As I write this I’m sitting on one of the deep, soft couches at The Sugar Shack – a great studio in London where I’ve been lucky enough to do quite a lot of recording over the years. I’m listening to raw mixes of songs I’m recording with a local singer/songwriter named John Couture.
The first listening sessions are always tough for me. These are guerrilla recordings. John wanted a loose, live feeling on his record, so we’re doing each song off the floor as a band. No click track. Very little preparation. It’s fun, but very, very challenging. Listening back you begin to hear all of the things you could have differently or better. It’s both humbling and encouraging, especially when you hear things you did well.
As I said, I’ve been at The Sugar Shack before. I’ve recorded here with Hiroshima Hearts, Lindsey Burns, Phil Glennie, Carly Thomas, and now John. Each session was novel and unique and memorable in its way. I have fond memories of them all. I’m also certainly a better studio player now than I was when the Hearts piled in here to do an EP back in the day. It’s a nice feeling when you realize you’re making progress.
But you know, the more you do something, the faster it becomes routine. Another Sugar Shack session. Another album. You approach things professionally, but that initial newness, that novelty, is easy to lose if you're not vigilant. You see it sometimes with road dogs who have been on the highways for years or performers who have played thousands of shows. You see it in studio guys. You see it in athletes. You see it in lifers at your office.
You see people who are no longer amazed.
I was amazed when I came in here for the first time. Amazed that I was playing in a great rock band. Amazed that we were recording. Amazed that I was having this cool moment with these awesome bandmates. Amazed that I was capable of doing this at all. I had the same experience on our early gigs and then on shows with other people and making videos and touring all over the place. It was all amazing. It was also all hard at times, but it was great.
I’m trying to be more amazed these days. When recording sessions are tiring or road hotels are a bit dodgy, I remember to be amazed. Amazed at my opportunities. Amazed at some of the cool experiences I’ve had and am having. I can remember the amazing early days on regular jobs I’ve had. Do you remember when you got your job? What a relief it might have been financially? Even how amazing it was to escape whatever job you left to get it?
Do you remember how amazing it was that your spouse was interested in you?
Do you remember how amazing it was to finally get that house?
Finally get your car?
Are there other things that used to amaze that you take for granted now? It’s so easy as a musician to fall into that trap. It’s happened to me many times on gigs when no one showed up or some other b.s. was going on. Where is your dulled amazement bringing you down? What are you not appreciating as much as you should anymore? What are you amazed by right now that might lose its shine over time?
If there are things or situations in your life that frustrate you, try to remember your amazement.
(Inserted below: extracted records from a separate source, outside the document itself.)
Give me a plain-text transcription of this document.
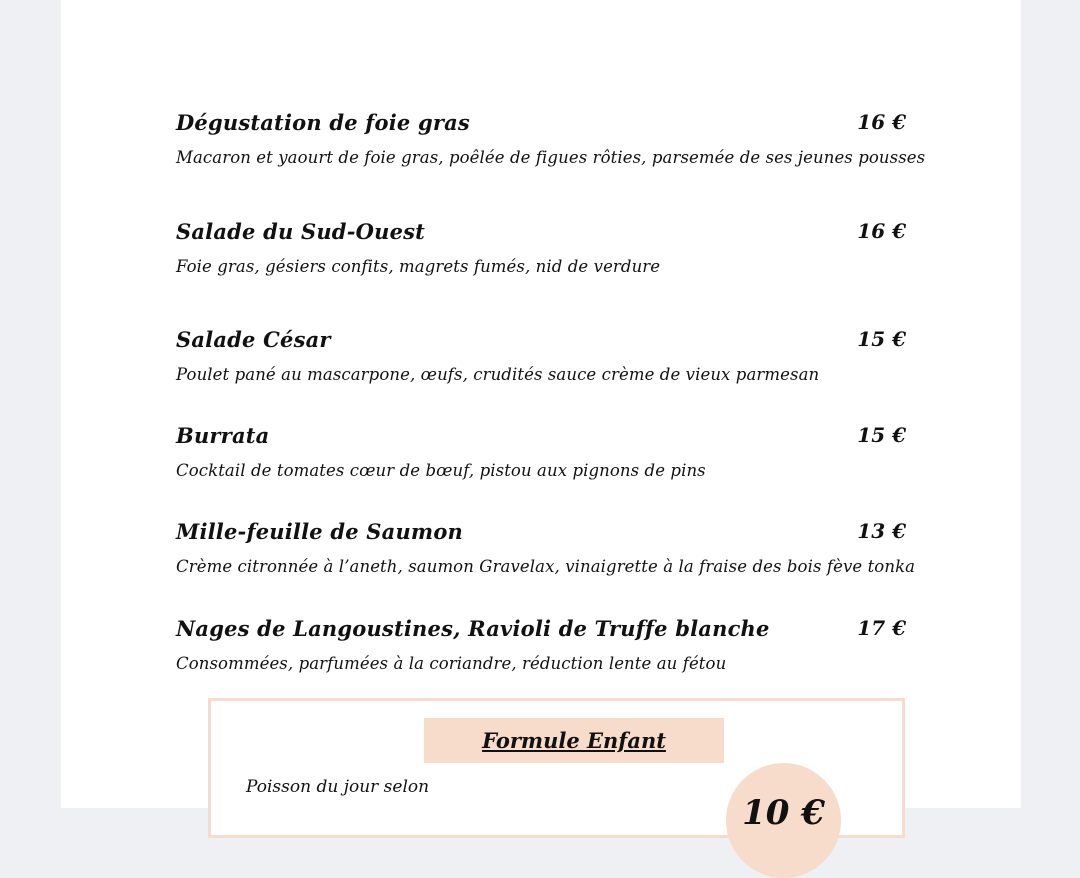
Dégustation de foie gras	16 €
Macaron et yaourt de foie gras, poêlée de figues rôties, parsemée de ses jeunes pousses
Salade du Sud-Ouest	16 €
Foie gras, gésiers confits, magrets fumés, nid de verdure
Salade César	15 €
Poulet pané au mascarpone, œufs, crudités sauce crème de vieux parmesan
Burrata	15 €
Cocktail de tomates cœur de bœuf, pistou aux pignons de pins
Mille-feuille de Saumon	13 €
Crème citronnée à l’aneth, saumon Gravelax, vinaigrette à la fraise des bois fève tonka
Nages de Langoustines, Ravioli de Truffe blanche	17 €
Consommées, parfumées à la coriandre, réduction lente au fétou
Formule Enfant
Poisson du jour selon
10 €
Try to bring it back if you can. It can help you endure, help you value things differently, and perhaps even help you make whatever changes you might need to make.
None of this is about settling, by the way. Of course I want to keep growing as a musician. I want to play bigger shows and do bigger tours and hopefully join my friends and bandmates as they grow to their next level. We should always be striving, but we should try very hard not to lose the initial spark that brought us to where we are.
That spark is everything.
These recording sessions with John have been a pleasure. They’ve reinforced how important it is to appreciate and embrace opportunities. My recent tour across Canada with Sarah Smith was a similar reinforcement. Blown drum takes and iffy hotels can be amazing if you put them in the right perspective. It’s incredibly difficult to do sometimes, but I’m learning that most of the really valuable work is.
So stay amazed, gentle reader.
And get ready for this record. It’s going to be, well, amazing.